Une vaste sous-culture alimente le marché mondial à base de séries télévisées débiles, de jeux électroniques infantiles, de musiques médiocres, de modes grossières, de nourritures frelatées, pour ne pas parler de l’anti culture de la pornographie, du trafic de drogue et du tourisme de masse. Cette débauche draine des capitaux importants, qui manquent pour la création artistique authentique. On souhaiterait plutôt une culture mondialisée, qui s’incarnerait dans des œuvres de grande valeur. Mais les gouvernements nationaux sont indifférents face à ce vaste marché sur lequel se développe une contre-culture basée sur l’exploitation de la crédulité, de la violence et du mercantilisme. Il en résulte que notre survie mentale, qui se nourrit de culture, dépend dans une large mesure du passé. Les musées de peintures des siècles antérieurs, le Louvre mais chez nous l’Ermitage et Gianadda, sont saturés de visiteurs.

De même, le répertoire des concerts symphoniques de qualité s’arrête en 1950 parce que les compositeurs contemporains font fuir le public. On n’a jamais imprimé autant de livres, mais les chefs d’œuvre sont rares. Depuis un siècle, nous n’avons rien produit qui se compare à la chapelle Sixtine, à la Passion selon Saint-Mathieu ou à la cathédrale de Chartres. La culture authentique est devenue une ressource en voie de tarissement, tout aussi non renouvelable que le pétrole. La production contemporaine d’œuvres d’art est gouvernée par une coterie snob et par le marché financier.
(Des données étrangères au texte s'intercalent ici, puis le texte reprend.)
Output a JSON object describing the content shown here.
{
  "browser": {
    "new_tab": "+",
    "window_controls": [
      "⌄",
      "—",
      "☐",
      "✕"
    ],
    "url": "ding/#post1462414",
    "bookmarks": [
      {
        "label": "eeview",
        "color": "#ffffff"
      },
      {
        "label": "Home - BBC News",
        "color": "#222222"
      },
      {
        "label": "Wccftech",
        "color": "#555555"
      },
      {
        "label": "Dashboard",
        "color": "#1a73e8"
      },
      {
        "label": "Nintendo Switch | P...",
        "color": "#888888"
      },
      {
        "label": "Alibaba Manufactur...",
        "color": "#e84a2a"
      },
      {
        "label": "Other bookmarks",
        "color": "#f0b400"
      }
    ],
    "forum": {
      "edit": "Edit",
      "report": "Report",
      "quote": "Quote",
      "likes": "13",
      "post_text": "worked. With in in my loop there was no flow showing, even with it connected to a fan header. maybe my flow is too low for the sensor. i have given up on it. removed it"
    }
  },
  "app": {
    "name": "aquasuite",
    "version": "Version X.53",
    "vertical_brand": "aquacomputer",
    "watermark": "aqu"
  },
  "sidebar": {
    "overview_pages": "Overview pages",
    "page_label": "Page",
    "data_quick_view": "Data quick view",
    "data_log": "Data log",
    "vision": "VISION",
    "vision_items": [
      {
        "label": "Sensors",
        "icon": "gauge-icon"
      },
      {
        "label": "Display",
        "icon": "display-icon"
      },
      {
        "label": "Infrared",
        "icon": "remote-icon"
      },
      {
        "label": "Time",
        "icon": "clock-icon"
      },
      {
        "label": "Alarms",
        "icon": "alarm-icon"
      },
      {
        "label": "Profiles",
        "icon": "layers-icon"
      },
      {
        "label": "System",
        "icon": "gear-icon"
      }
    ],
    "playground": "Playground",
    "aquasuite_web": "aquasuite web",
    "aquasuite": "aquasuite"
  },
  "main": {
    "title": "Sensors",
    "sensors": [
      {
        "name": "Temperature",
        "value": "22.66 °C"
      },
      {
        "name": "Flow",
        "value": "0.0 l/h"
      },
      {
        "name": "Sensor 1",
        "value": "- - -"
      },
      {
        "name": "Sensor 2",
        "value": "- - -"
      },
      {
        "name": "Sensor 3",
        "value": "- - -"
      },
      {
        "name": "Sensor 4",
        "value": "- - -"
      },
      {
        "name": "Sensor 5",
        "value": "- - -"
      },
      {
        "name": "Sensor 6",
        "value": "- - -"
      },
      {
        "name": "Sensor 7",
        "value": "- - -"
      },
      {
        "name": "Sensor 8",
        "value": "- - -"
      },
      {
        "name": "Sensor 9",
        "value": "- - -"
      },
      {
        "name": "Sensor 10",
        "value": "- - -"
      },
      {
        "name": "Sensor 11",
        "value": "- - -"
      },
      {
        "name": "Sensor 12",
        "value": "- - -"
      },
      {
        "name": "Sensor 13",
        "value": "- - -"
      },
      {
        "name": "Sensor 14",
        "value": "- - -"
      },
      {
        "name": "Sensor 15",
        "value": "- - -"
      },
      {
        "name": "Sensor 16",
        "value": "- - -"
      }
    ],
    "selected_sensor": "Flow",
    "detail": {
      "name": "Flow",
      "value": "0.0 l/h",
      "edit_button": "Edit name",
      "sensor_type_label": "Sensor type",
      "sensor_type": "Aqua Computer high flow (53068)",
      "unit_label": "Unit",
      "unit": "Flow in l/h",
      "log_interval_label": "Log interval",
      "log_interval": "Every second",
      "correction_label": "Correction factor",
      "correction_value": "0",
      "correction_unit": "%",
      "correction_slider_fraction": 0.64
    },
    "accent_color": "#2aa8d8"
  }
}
À l’inverse des siècles précédents, ce que l’on appelle la culture ne s’efforce plus de donner du sens à la vie ordinaire. Elle ridiculise la société en montrant que la vie n’a pas de sens et qu’elle repose sur une exploitation de l’homme par l’homme. En fin de compte tout est absurde, à commencer par la vie. Telle semble être la conception à la base du MCBA. Ce n’est pas la nôtre.